Общий вздох удивления прошелестел по комнате, и все с изумлением уставились на Апраксину.
— Вы, господин Каменев, не только пытались навести следствие на ложный след. Вы тонко и даже изящно, я бы сказала, старались убедить нас в том, что Анна отравила вашу жену и свою соперницу. Раз уж вам не удалось убить Анну Юрикову, так вам захотелось упрятать ее за решетку на очень долгий срок. А ее картинами, естественно, все это время распоряжались бы вы. И уж вы-то распорядились бы…
— Бред! — резко бросил Каменев.
— А что, действительно то, что я говорю, производит бредовое впечатление? — оглядывая присутствующих, спросила Апраксина с некоторым недоумением.

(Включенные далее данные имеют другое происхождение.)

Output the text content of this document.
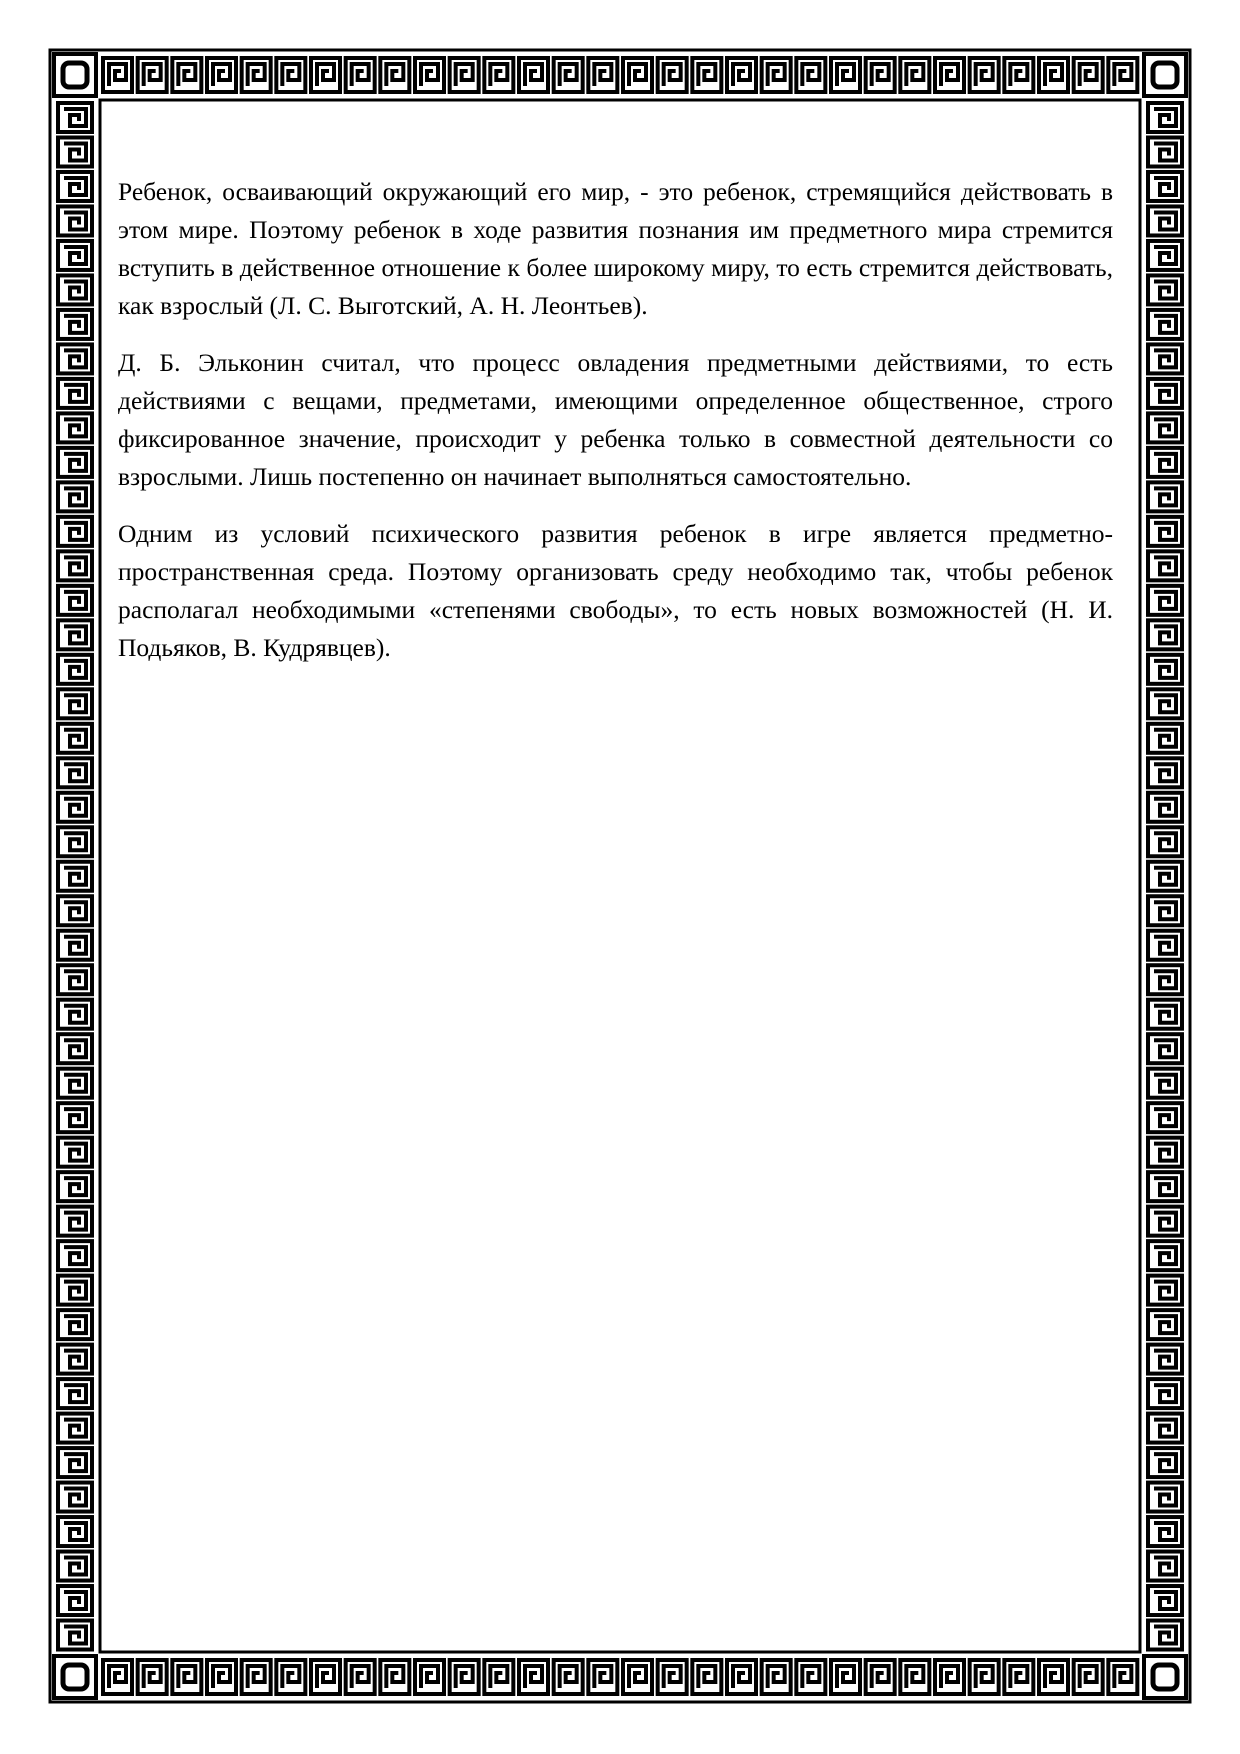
Ребенок, осваивающий окружающий его мир, - это ребенок, стремящийся действовать в этом мире. Поэтому ребенок в ходе развития познания им предметного мира стремится вступить в действенное отношение к более широкому миру, то есть стремится действовать, как взрослый (Л. С. Выготский, А. Н. Леонтьев).

Д. Б. Эльконин считал, что процесс овладения предметными действиями, то есть действиями с вещами, предметами, имеющими определенное общественное, строго фиксированное значение, происходит у ребенка только в совместной деятельности со взрослыми. Лишь постепенно он начинает выполняться самостоятельно.

Одним из условий психического развития ребенок в игре является предметно-пространственная среда. Поэтому организовать среду необходимо так, чтобы ребенок располагал необходимыми «степенями свободы», то есть новых возможностей (Н. И. Подьяков, В. Кудрявцев).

— Ага, полный бред! — восторженно воскликнула Ташенька. — Кто, кого, зачем хотел убить? Я ни-че-го не понимаю!
— Да, все это звучит как-то уж очень… неожиданно, — сказала Мириам Фишер. — Но вы-то зря говорить не станете, Елизавета Николаевна!
— Да нет, во всем этом определенно что-то есть! — сказала Ада фон Кёнигзедлер. — Я всегда подозревала, что эти отношения добром не кончатся. Но давайте слушать дальше, а то потом из газет ничего не поймем. Продолжайте, пожалуйста, Елизавета Николаевна!
— В таком случае мне придется занять у присутствующих еще некоторое время и рассказать всю историю с самого начала. Анна, у вас есть еще стулья?
— На кухне есть табуретки.
— Рупрехт, принесите, пожалуйста, табуретки для вас с Йоханом и для инспектора, чтобы вы все тоже могли сесть.
Табуретки были принесены, причем Йохан по дороге успел шепнуть Руппи: «Она даже наши имена запомнила!», а Руппи — многозначительно покивать головой в ответ. Полицейские уселись и приготовились слушать.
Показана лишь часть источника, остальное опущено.